The acyltransferase activity was measured according to Hishikawa et al.[18], Koeberle et al.[35] and Gijon et al.[20]. 0.5 μg protein was added to reaction mixtures containing multiple acyl-CoAs (5 μM each of 16:0-, 18:1-, 18:2-, 20:4-, and 22:6-CoA), multiple lysophospholipids (25 μM each of 16:0 d31 lysophosphatidylcholine, 16:0 lysophosphatidylethanolamine, and 16:0 lysophosphatidylserine; all lysophospholipids contain fatty acids at the sn-1 position), 100 mM Tris-HCl (pH 7.4) and 1 mM CaCl₂, in a total volume of 0.1 mL. After incubation at 37 °C for 10 min, reactions were stopped by the addition of 0.3 mL of chloroform:methanol (1:2, v/v). Internal standards (14:0/14:0 PC, 14:0/14:0 PE and 17:0/20:4 PS) were added, total lipids were extracted by Bligh and Dyer method [36] and analyzed by LC-MS. For LPCAT activities, deuterium-labeled products (PC formed from d31 lysophosphatidylcholine and acyl-CoAs) were measured. For LPEAT and LPSAT activities, deuterium labeled lysophospholipids were not commercially available, so the products were calculated by subtracting endogenous lipids of the protein from the total. Endogenous lipids were measured by incubating the same protein (0.5 μg) in a reaction mixture that lacked acyl-CoA.

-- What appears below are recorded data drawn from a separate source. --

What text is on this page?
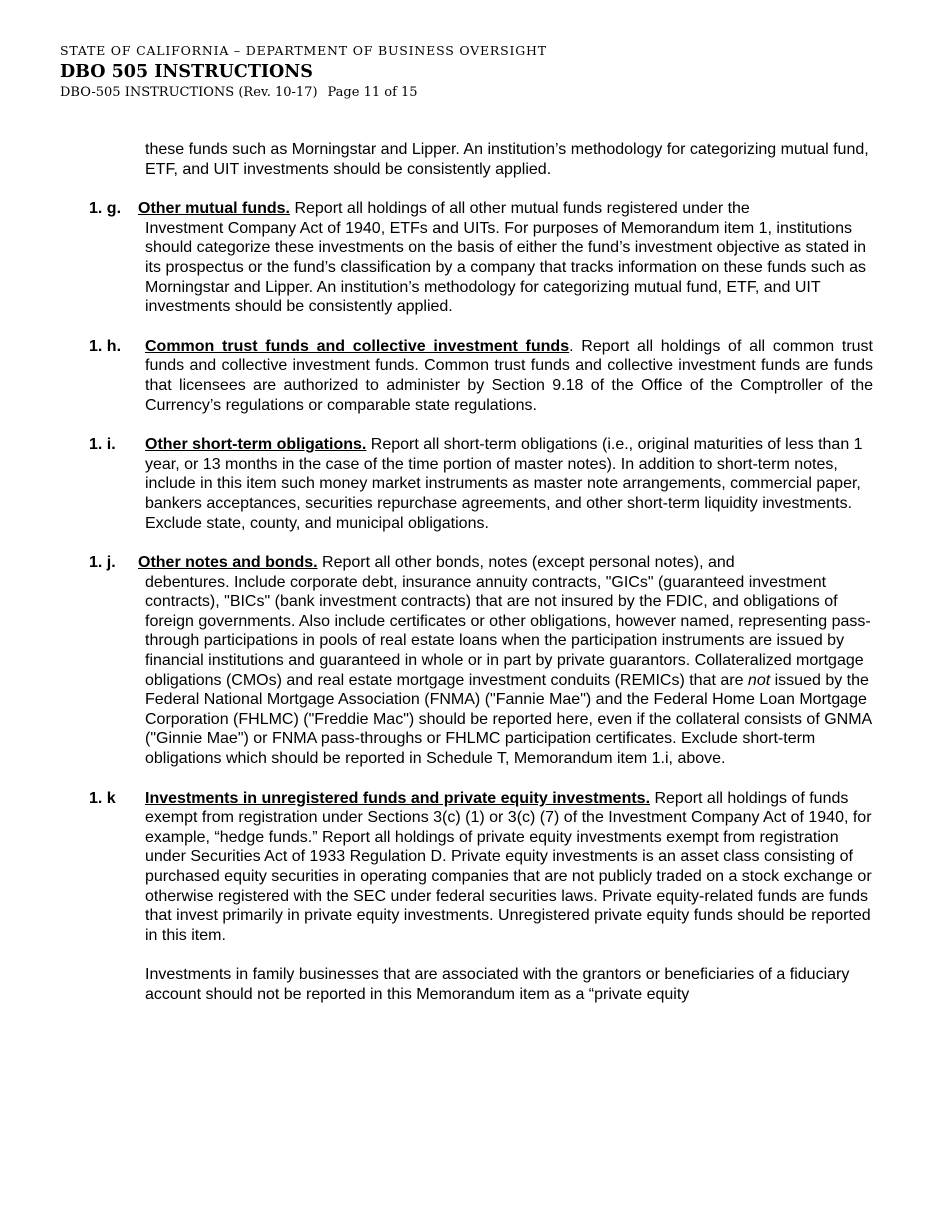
STATE OF CALIFORNIA – DEPARTMENT OF BUSINESS OVERSIGHT
DBO 505 INSTRUCTIONS
DBO-505 INSTRUCTIONS (Rev. 10-17) Page 11 of 15
these funds such as Morningstar and Lipper. An institution’s methodology for categorizing mutual fund, ETF, and UIT investments should be consistently applied.
1. g. Other mutual funds. Report all holdings of all other mutual funds registered under the
Investment Company Act of 1940, ETFs and UITs. For purposes of Memorandum item 1, institutions should categorize these investments on the basis of either the fund’s investment objective as stated in its prospectus or the fund’s classification by a company that tracks information on these funds such as Morningstar and Lipper. An institution’s methodology for categorizing mutual fund, ETF, and UIT investments should be consistently applied.
1. h. Common trust funds and collective investment funds. Report all holdings of all common trust funds and collective investment funds. Common trust funds and collective investment funds are funds that licensees are authorized to administer by Section 9.18 of the Office of the Comptroller of the Currency’s regulations or comparable state regulations.
1. i. Other short-term obligations. Report all short-term obligations (i.e., original maturities of less than 1 year, or 13 months in the case of the time portion of master notes). In addition to short-term notes, include in this item such money market instruments as master note arrangements, commercial paper, bankers acceptances, securities repurchase agreements, and other short-term liquidity investments. Exclude state, county, and municipal obligations.
1. j. Other notes and bonds. Report all other bonds, notes (except personal notes), and
debentures. Include corporate debt, insurance annuity contracts, "GICs" (guaranteed investment contracts), "BICs" (bank investment contracts) that are not insured by the FDIC, and obligations of foreign governments. Also include certificates or other obligations, however named, representing pass-through participations in pools of real estate loans when the participation instruments are issued by financial institutions and guaranteed in whole or in part by private guarantors. Collateralized mortgage obligations (CMOs) and real estate mortgage investment conduits (REMICs) that are not issued by the Federal National Mortgage Association (FNMA) ("Fannie Mae") and the Federal Home Loan Mortgage Corporation (FHLMC) ("Freddie Mac") should be reported here, even if the collateral consists of GNMA ("Ginnie Mae") or FNMA pass-throughs or FHLMC participation certificates. Exclude short-term obligations which should be reported in Schedule T, Memorandum item 1.i, above.
1. k Investments in unregistered funds and private equity investments. Report all holdings of funds exempt from registration under Sections 3(c) (1) or 3(c) (7) of the Investment Company Act of 1940, for example, “hedge funds.” Report all holdings of private equity investments exempt from registration under Securities Act of 1933 Regulation D. Private equity investments is an asset class consisting of purchased equity securities in operating companies that are not publicly traded on a stock exchange or otherwise registered with the SEC under federal securities laws. Private equity-related funds are funds that invest primarily in private equity investments. Unregistered private equity funds should be reported in this item.
Investments in family businesses that are associated with the grantors or beneficiaries of a fiduciary account should not be reported in this Memorandum item as a “private equity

Phospholipids were separated on an Acquity UPLC BEH C₈ column (1.7 μm, 2.1 mm × 30 mm) using an Acquity Ultraperformance LC system (Waters, Milford, MA, USA). Flow rate was set at 0.8 mL/min, and column temperature was set at 45 °C. For LPLAT assays, PC and PE were separated by using a gradient of 25% 20 mM acqueous ammonium bicarbonate (A) and 75% acetonitrile (B) to A/B = 5/95 within 5 min, and PS was separated by using a linear gradient of A/B = 80/20 to A/B = 5/95 within 5 min. For analysis of phospholipid compositions, the lipids were separated by a gradient of A/B = 80/20 to A/B = 5/95 within 13.5 min.

The LC system was coupled to a TSQ Vantage Triple Stage Quadrupole Mass Spectrometer (Thermo Scientific, Waltham, MA, USA) with a HESI-II electrospray ionization source. The capillary temperature was heated to 280 °C, the vaporizer temperature to 550 °C, the sheath gas (nitrogen) pressure to 50 psi, the auxiliary gas (nitrogen) pressure to 15 psi and the collision gas (argon) pressure to 0.7 mtorr. The other parameters were set as recommended. Phospholipid species were identified by the headgroups and were analyzed with selected reaction monitoring of all the major species. PC and PE were analyzed by positive ion mode, and PS was analyzed by negative ion mode. PC was identified by the product ion of m/z = 184, PE was identified by the neutral loss of m/z = 141 and PS was identified by the neutral loss of m/z = 87. The collision energy was set at 35 eV for PC, 20 eV for PE and 20 eV for PS. Fatty acid composition of PC and PE were determined by detecting fatty acid anions in the negative mode, using selected reaction monitoring (collision energy 45 eV). Data show the intensities divided by the intensity of the internal standard (for LPLAT activities) or the percentage of the sum of all species detected (phospholipid composition).

Statistical evaluations were performed by using Student’s t-test. Calculations were performed by using Prism 4 (GraphPad Software Inc., La Jolla, CA, USA, 2003).